OCCUR is web service that creates identifiers and citations for data served by OPeNDAP servers. As a partial implementation of the RDA WGDC guidelines, it addresses the need to identify arbitrary subsets of revisable datasets. OCCUR creates and stores identifiers, which are a combination of the OPeNDAP query, the timestamp, and a hash of the query's result set. OCCUR can then de-reference these identifiers to access the data via OPeNDAP and to generate a human-readable citation snippet. When accessing data via the identifier, OCCUR compares the saved hash with the hash of the retrieved data, to determine whether the data has changed since it was cited. OCCUR uses CiteProc to generate citation snippets from the identifier's OPeNDAP query, timestamp, dataset-level metadata provided by the OPeNDAP server, and optionally the result set hash.

How it works

OCCUR is a webservice that allows users to convert OPeNDAP queries into formatted citation snippets, much like www.crosscite.org provides a service for DOIs. OCCUR enables a user to retrieve and resolve citations from a datasource that is natively not capable of handling citations. OCCUR extracts the required metadata from the query and the metadata of the cited OPeNDAP resources, but also allows citations to be decorated with DOIs to associate external metadata to a dataset.

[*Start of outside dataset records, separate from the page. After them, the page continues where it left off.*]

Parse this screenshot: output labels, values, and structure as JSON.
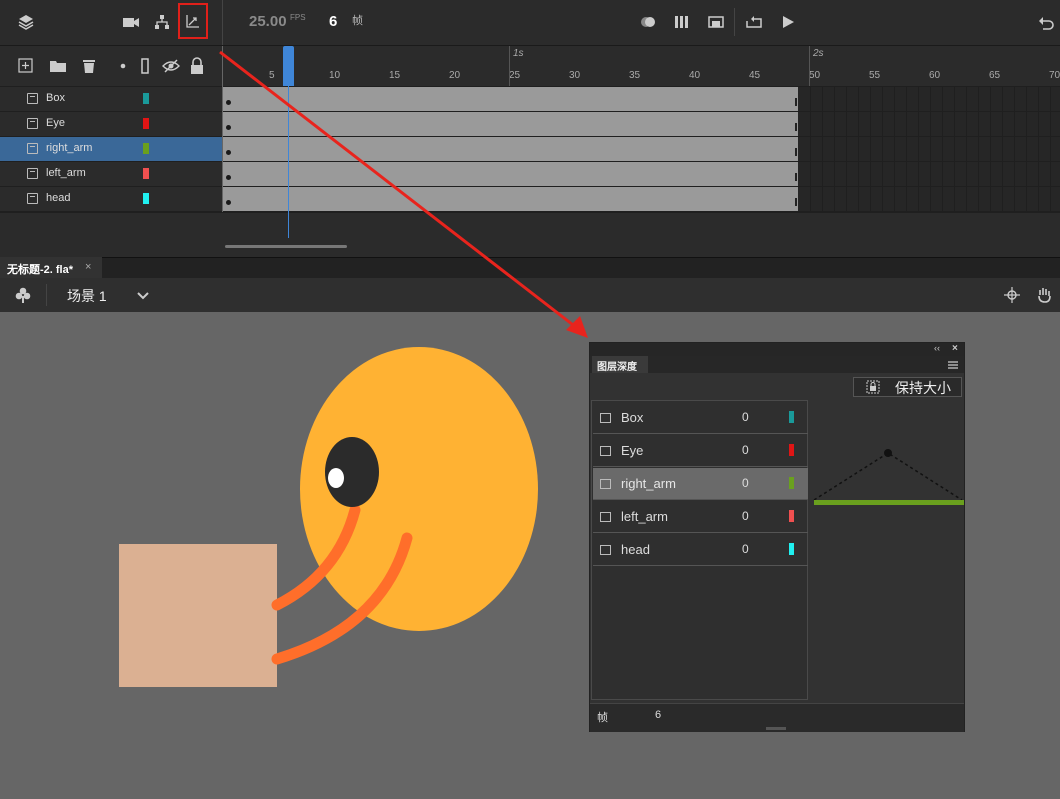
{
  "toolbar": {
    "fps_value": "25.00",
    "fps_unit": "FPS",
    "frame_value": "6",
    "frame_unit": "帧"
  },
  "layers": [
    {
      "name": "Box",
      "color": "#1a9a9a"
    },
    {
      "name": "Eye",
      "color": "#e01515"
    },
    {
      "name": "right_arm",
      "color": "#6aa01e",
      "selected": true
    },
    {
      "name": "left_arm",
      "color": "#f05050"
    },
    {
      "name": "head",
      "color": "#20f0f0"
    }
  ],
  "ruler": {
    "ticks": [
      "5",
      "10",
      "15",
      "20",
      "25",
      "30",
      "35",
      "40",
      "45",
      "50",
      "55",
      "60",
      "65",
      "70"
    ],
    "seconds": [
      "1s",
      "2s"
    ]
  },
  "document": {
    "tab_title": "无标题-2. fla*",
    "close_glyph": "×",
    "scene_name": "场景 1"
  },
  "stage_colors": {
    "background": "#666666",
    "head": "#ffb233",
    "eye": "#2b2b2b",
    "box": "#dbb092",
    "arm": "#ff6e2a"
  },
  "depth_panel": {
    "tab_title": "图层深度",
    "keep_size_label": "保持大小",
    "rows": [
      {
        "name": "Box",
        "depth": "0",
        "color": "#1a9a9a"
      },
      {
        "name": "Eye",
        "depth": "0",
        "color": "#e01515"
      },
      {
        "name": "right_arm",
        "depth": "0",
        "color": "#6aa01e",
        "selected": true
      },
      {
        "name": "left_arm",
        "depth": "0",
        "color": "#f05050"
      },
      {
        "name": "head",
        "depth": "0",
        "color": "#20f0f0"
      }
    ],
    "footer_label": "帧",
    "footer_value": "6"
  }
}
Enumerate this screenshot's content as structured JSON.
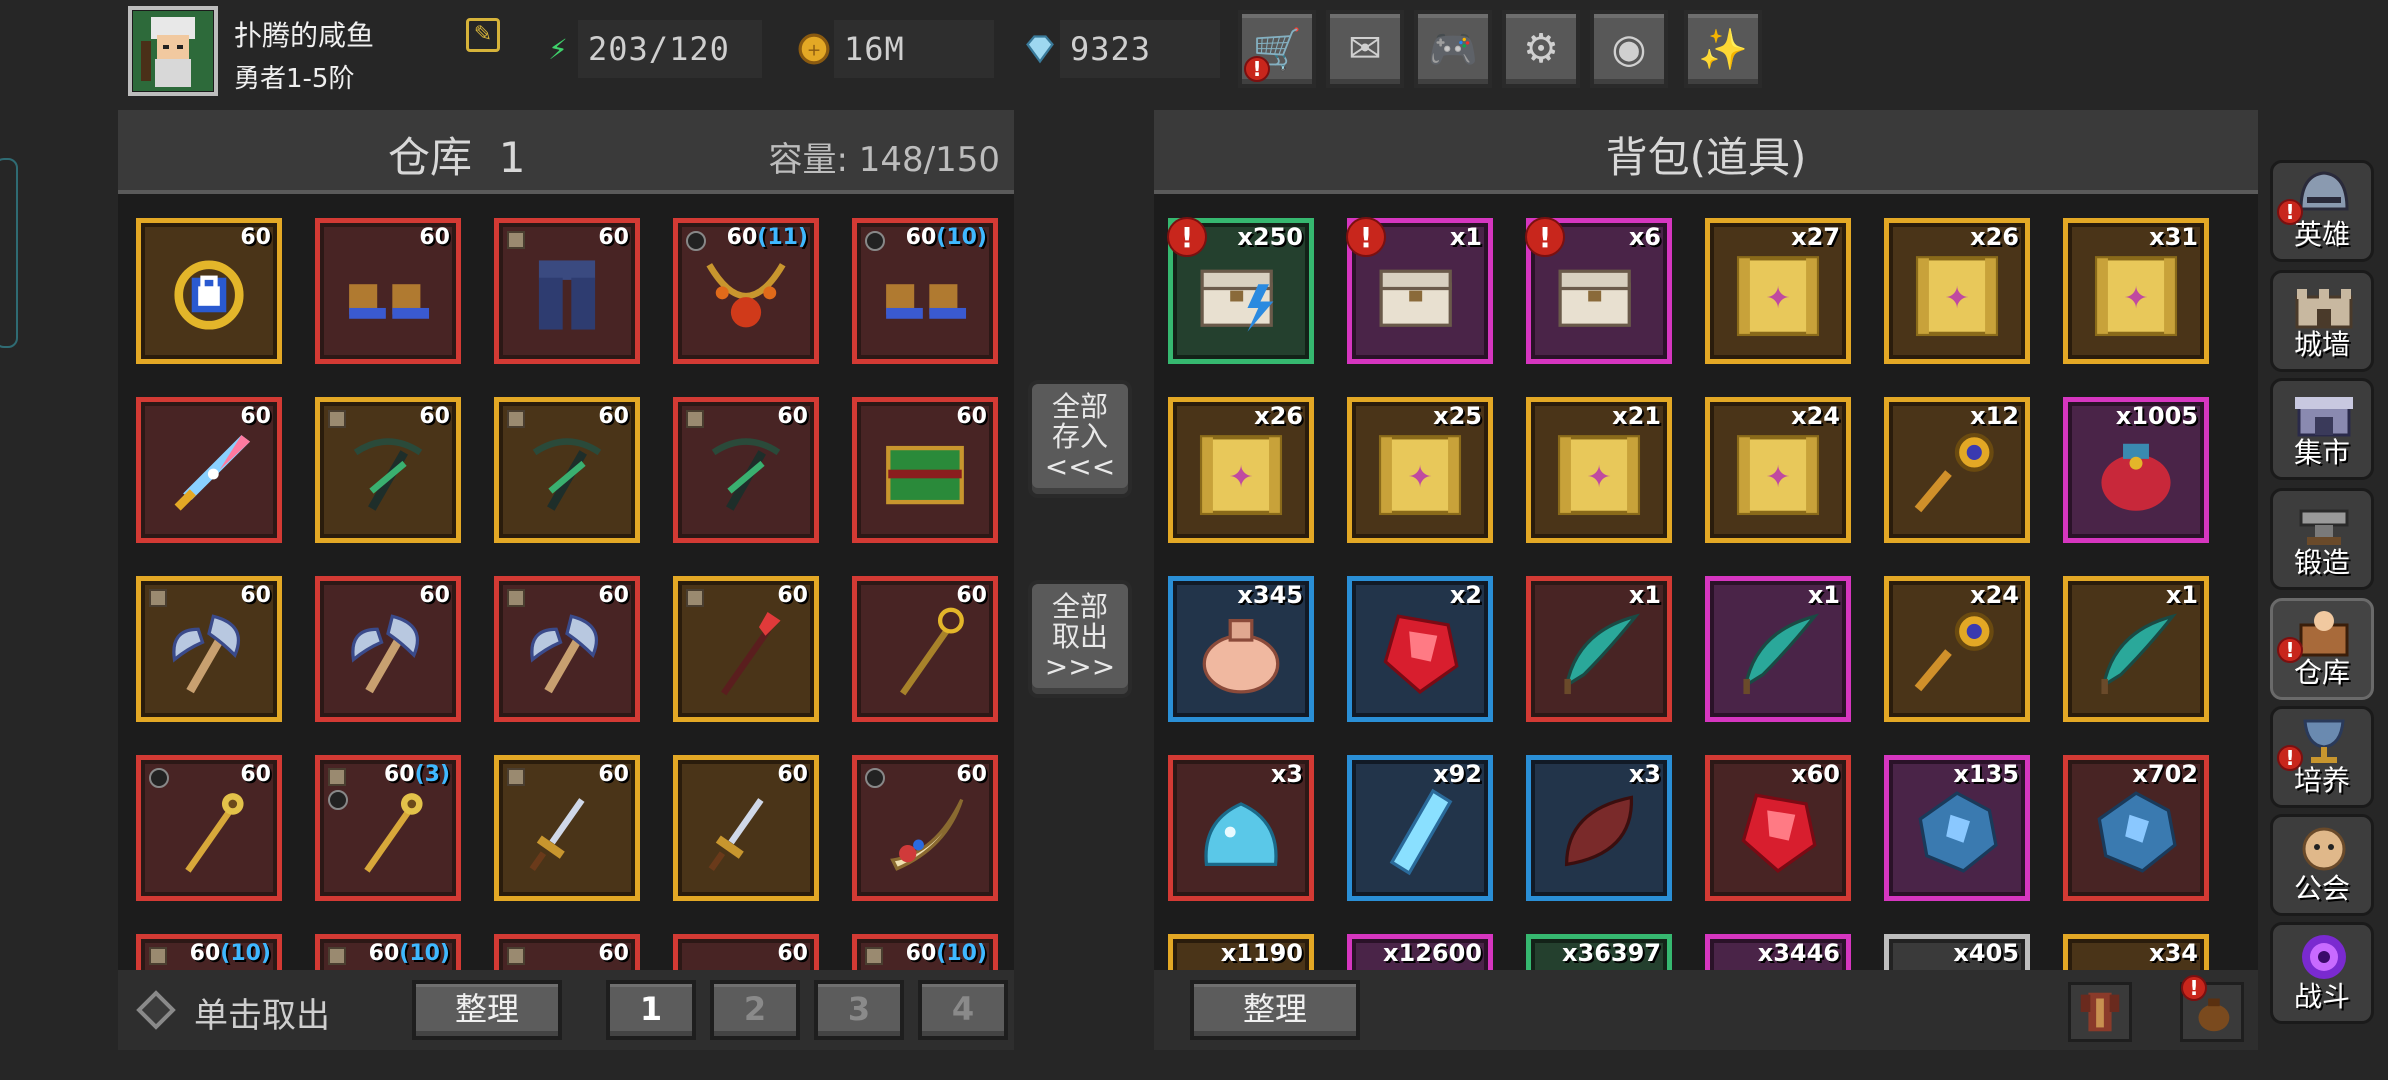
{
  "player": {
    "name": "扑腾的咸鱼",
    "rank": "勇者1-5阶"
  },
  "resources": {
    "energy": "203/120",
    "gold": "16M",
    "gems": "9323"
  },
  "top_buttons": [
    {
      "name": "shop-cart-icon",
      "glyph": "🛒",
      "alert": "!"
    },
    {
      "name": "mail-icon",
      "glyph": "✉",
      "alert": ""
    },
    {
      "name": "gamepad-icon",
      "glyph": "🎮",
      "alert": ""
    },
    {
      "name": "gear-icon",
      "glyph": "⚙",
      "alert": ""
    },
    {
      "name": "color-wheel-icon",
      "glyph": "◉",
      "alert": ""
    },
    {
      "name": "party-popper-icon",
      "glyph": "✨",
      "alert": ""
    }
  ],
  "warehouse": {
    "title": "仓库",
    "number": "1",
    "capacity_label": "容量:",
    "capacity": "148/150",
    "click_label": "单击取出",
    "sort_label": "整理",
    "pages": [
      "1",
      "2",
      "3",
      "4"
    ],
    "active_page": "1"
  },
  "transfer": {
    "deposit_all": "全部\n存入\n<<<",
    "withdraw_all": "全部\n取出\n>>>"
  },
  "bag": {
    "title": "背包(道具)",
    "sort_label": "整理"
  },
  "warehouse_items": [
    {
      "name": "locked-amulet",
      "frame": "gold",
      "level": "60",
      "plus": "",
      "lock": false,
      "ring": false,
      "icon": "amulet-icon"
    },
    {
      "name": "boots",
      "frame": "red",
      "level": "60",
      "plus": "",
      "lock": false,
      "ring": false,
      "icon": "boots-icon"
    },
    {
      "name": "pants",
      "frame": "red",
      "level": "60",
      "plus": "",
      "lock": true,
      "ring": false,
      "icon": "pants-icon"
    },
    {
      "name": "necklace",
      "frame": "red",
      "level": "60",
      "plus": "(11)",
      "lock": false,
      "ring": true,
      "icon": "necklace-icon"
    },
    {
      "name": "red-boots",
      "frame": "red",
      "level": "60",
      "plus": "(10)",
      "lock": false,
      "ring": true,
      "icon": "boots-icon"
    },
    {
      "name": "rainbow-sword",
      "frame": "red",
      "level": "60",
      "plus": "",
      "lock": false,
      "ring": false,
      "icon": "sword-icon"
    },
    {
      "name": "crossbow-1",
      "frame": "gold",
      "level": "60",
      "plus": "",
      "lock": true,
      "ring": false,
      "icon": "crossbow-icon"
    },
    {
      "name": "crossbow-2",
      "frame": "gold",
      "level": "60",
      "plus": "",
      "lock": true,
      "ring": false,
      "icon": "crossbow-icon"
    },
    {
      "name": "crossbow-3",
      "frame": "red",
      "level": "60",
      "plus": "",
      "lock": true,
      "ring": false,
      "icon": "crossbow-icon"
    },
    {
      "name": "green-book",
      "frame": "red",
      "level": "60",
      "plus": "",
      "lock": false,
      "ring": false,
      "icon": "book-icon"
    },
    {
      "name": "blue-axe",
      "frame": "gold",
      "level": "60",
      "plus": "",
      "lock": true,
      "ring": false,
      "icon": "axe-icon"
    },
    {
      "name": "double-axe",
      "frame": "red",
      "level": "60",
      "plus": "",
      "lock": false,
      "ring": false,
      "icon": "axe-icon"
    },
    {
      "name": "red-axe",
      "frame": "red",
      "level": "60",
      "plus": "",
      "lock": true,
      "ring": false,
      "icon": "axe-icon"
    },
    {
      "name": "red-spear",
      "frame": "gold",
      "level": "60",
      "plus": "",
      "lock": true,
      "ring": false,
      "icon": "spear-icon"
    },
    {
      "name": "gold-staff",
      "frame": "red",
      "level": "60",
      "plus": "",
      "lock": false,
      "ring": false,
      "icon": "staff-icon"
    },
    {
      "name": "locked-scepter",
      "frame": "red",
      "level": "60",
      "plus": "",
      "lock": false,
      "ring": true,
      "icon": "scepter-icon"
    },
    {
      "name": "gold-scepter",
      "frame": "red",
      "level": "60",
      "plus": "(3)",
      "lock": true,
      "ring": true,
      "icon": "scepter-icon"
    },
    {
      "name": "locked-dagger",
      "frame": "gold",
      "level": "60",
      "plus": "",
      "lock": true,
      "ring": false,
      "icon": "dagger-icon"
    },
    {
      "name": "dagger",
      "frame": "gold",
      "level": "60",
      "plus": "",
      "lock": false,
      "ring": false,
      "icon": "dagger-icon"
    },
    {
      "name": "curved-blade",
      "frame": "red",
      "level": "60",
      "plus": "",
      "lock": false,
      "ring": true,
      "icon": "blade-icon"
    },
    {
      "name": "item-21",
      "frame": "red",
      "level": "60",
      "plus": "(10)",
      "lock": true,
      "ring": false,
      "icon": "item-icon"
    },
    {
      "name": "item-22",
      "frame": "red",
      "level": "60",
      "plus": "(10)",
      "lock": true,
      "ring": false,
      "icon": "item-icon"
    },
    {
      "name": "item-23",
      "frame": "red",
      "level": "60",
      "plus": "",
      "lock": true,
      "ring": false,
      "icon": "item-icon"
    },
    {
      "name": "item-24",
      "frame": "red",
      "level": "60",
      "plus": "",
      "lock": false,
      "ring": false,
      "icon": "item-icon"
    },
    {
      "name": "item-25",
      "frame": "red",
      "level": "60",
      "plus": "(10)",
      "lock": true,
      "ring": false,
      "icon": "item-icon"
    }
  ],
  "bag_items": [
    {
      "name": "energy-chest",
      "frame": "green",
      "count": "x250",
      "alert": "!",
      "icon": "chest-icon"
    },
    {
      "name": "s-chest",
      "frame": "magenta",
      "count": "x1",
      "alert": "!",
      "icon": "chest-icon"
    },
    {
      "name": "gem-chest",
      "frame": "magenta",
      "count": "x6",
      "alert": "!",
      "icon": "chest-icon"
    },
    {
      "name": "scroll-1",
      "frame": "gold",
      "count": "x27",
      "alert": "",
      "icon": "scroll-icon"
    },
    {
      "name": "scroll-2",
      "frame": "gold",
      "count": "x26",
      "alert": "",
      "icon": "scroll-icon"
    },
    {
      "name": "scroll-3",
      "frame": "gold",
      "count": "x31",
      "alert": "",
      "icon": "scroll-icon"
    },
    {
      "name": "scroll-4",
      "frame": "gold",
      "count": "x26",
      "alert": "",
      "icon": "scroll-icon"
    },
    {
      "name": "scroll-5",
      "frame": "gold",
      "count": "x25",
      "alert": "",
      "icon": "scroll-icon"
    },
    {
      "name": "scroll-6",
      "frame": "gold",
      "count": "x21",
      "alert": "",
      "icon": "scroll-icon"
    },
    {
      "name": "scroll-7",
      "frame": "gold",
      "count": "x24",
      "alert": "",
      "icon": "scroll-icon"
    },
    {
      "name": "gold-key",
      "frame": "gold",
      "count": "x12",
      "alert": "",
      "icon": "key-icon"
    },
    {
      "name": "red-pouch",
      "frame": "magenta",
      "count": "x1005",
      "alert": "",
      "icon": "pouch-icon"
    },
    {
      "name": "cloth-sack",
      "frame": "blue",
      "count": "x345",
      "alert": "",
      "icon": "sack-icon"
    },
    {
      "name": "red-crystal",
      "frame": "blue",
      "count": "x2",
      "alert": "",
      "icon": "crystal-icon"
    },
    {
      "name": "teal-feather",
      "frame": "red",
      "count": "x1",
      "alert": "",
      "icon": "feather-icon"
    },
    {
      "name": "green-feather",
      "frame": "magenta",
      "count": "x1",
      "alert": "",
      "icon": "feather-icon"
    },
    {
      "name": "silver-key",
      "frame": "gold",
      "count": "x24",
      "alert": "",
      "icon": "key-icon"
    },
    {
      "name": "brown-feather",
      "frame": "gold",
      "count": "x1",
      "alert": "",
      "icon": "feather-icon"
    },
    {
      "name": "blue-slime",
      "frame": "red",
      "count": "x3",
      "alert": "",
      "icon": "slime-icon"
    },
    {
      "name": "ice-shard",
      "frame": "blue",
      "count": "x92",
      "alert": "",
      "icon": "shard-icon"
    },
    {
      "name": "dark-leaf",
      "frame": "blue",
      "count": "x3",
      "alert": "",
      "icon": "leaf-icon"
    },
    {
      "name": "rainbow-crystal",
      "frame": "red",
      "count": "x60",
      "alert": "",
      "icon": "crystal-icon"
    },
    {
      "name": "blue-ore",
      "frame": "magenta",
      "count": "x135",
      "alert": "",
      "icon": "ore-icon"
    },
    {
      "name": "green-ore",
      "frame": "red",
      "count": "x702",
      "alert": "",
      "icon": "ore-icon"
    },
    {
      "name": "bag-item-25",
      "frame": "gold",
      "count": "x1190",
      "alert": "",
      "icon": "item-icon"
    },
    {
      "name": "bag-item-26",
      "frame": "magenta",
      "count": "x12600",
      "alert": "",
      "icon": "item-icon"
    },
    {
      "name": "bag-item-27",
      "frame": "green",
      "count": "x36397",
      "alert": "",
      "icon": "item-icon"
    },
    {
      "name": "bag-item-28",
      "frame": "magenta",
      "count": "x3446",
      "alert": "",
      "icon": "item-icon"
    },
    {
      "name": "bag-item-29",
      "frame": "grey",
      "count": "x405",
      "alert": "",
      "icon": "item-icon"
    },
    {
      "name": "bag-item-30",
      "frame": "gold",
      "count": "x34",
      "alert": "",
      "icon": "item-icon"
    }
  ],
  "side_nav": [
    {
      "label": "英雄",
      "alert": "!",
      "icon": "helmet-icon"
    },
    {
      "label": "城墙",
      "alert": "",
      "icon": "castle-wall-icon"
    },
    {
      "label": "集市",
      "alert": "",
      "icon": "market-icon"
    },
    {
      "label": "锻造",
      "alert": "",
      "icon": "anvil-icon"
    },
    {
      "label": "仓库",
      "alert": "!",
      "icon": "warehouse-icon"
    },
    {
      "label": "培养",
      "alert": "!",
      "icon": "chalice-icon"
    },
    {
      "label": "公会",
      "alert": "",
      "icon": "guild-icon"
    },
    {
      "label": "战斗",
      "alert": "",
      "icon": "portal-icon"
    }
  ],
  "colors": {
    "frame_gold": "#e3a825",
    "frame_red": "#d33a34",
    "frame_magenta": "#d636c0",
    "frame_green": "#36b870",
    "frame_blue": "#2a8fd6",
    "plus_level": "#3fb8ff",
    "alert": "#c8261c"
  }
}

OCCUR further allows to create unique and fixed identities of data and subsets. This is achieved by OCCUR's ability to store citations. A stored citation can later be resolved through OCCUR, whereby OCCUR will verify that the data has not changed and therefore assures fixity. By storing citations at a central location, uniqueness can be negotiated: OCCUR will detect and merge citations to the exact same data.

Background

Datasets may evolve over time through updates, appendation, or deletion [Klump2016]. We refer to these datasets as revisable data to delimit the term from datasets changing over time due to malicious manipulation or through data rot.

A revisable dataset is anticipated and intended to change its state over time. A citation system consequently has be able to distinguish between the states of a revisable dataset [Rauber2015, Klump2016]. To achieve this, merely the abstract state that a citation is referencing has to remain fixed (i.e. there cannot be ambiguity of the referenced state). This is true independently of the ability to de-reference a citation to the referenced state (i.e. the actual state being fixed).

Identifying and referencing an ephemeral state of a dataset is a necessary requirement for data citation. The ability to persistently retrieve these states however is a data publication challenge (not a data citation challange). It is hereby up to the publisher and repository to choose an apt level of zeal:

Pessimistic

  • Data is assumed to be ephemeral and consequently citations can never be de-referenced.

Optimistic

  • Data is assumed to be fixed. Citations always de-reference to the current state of the data.

Opportunistic

  • Data is assumed to remained fixed for some time. Citations can be de-referenced only until the data changes.

Pedantic

  • Every state of the data is saved. Consequently citations can always be de-referenced to the referenced state. OCCUR implements an opportunistic approach for the de-referencing of citations. While OCCUR guarantees citations to be unique and fixed, the referenced dataset may become unavailable (note: the referenced data cannot change since a citation is referencing a fixed state).

Install / Deploy

mkvirtualenv occur
pip3 install django requests citeproc-py
python3 manage.py migrate

add entry to settings.py:

ALLOWED_HOSTS = ['occur.duckdns.org', '127.0.0.1']
python3 manage.py runserver 127.0.0.1:8000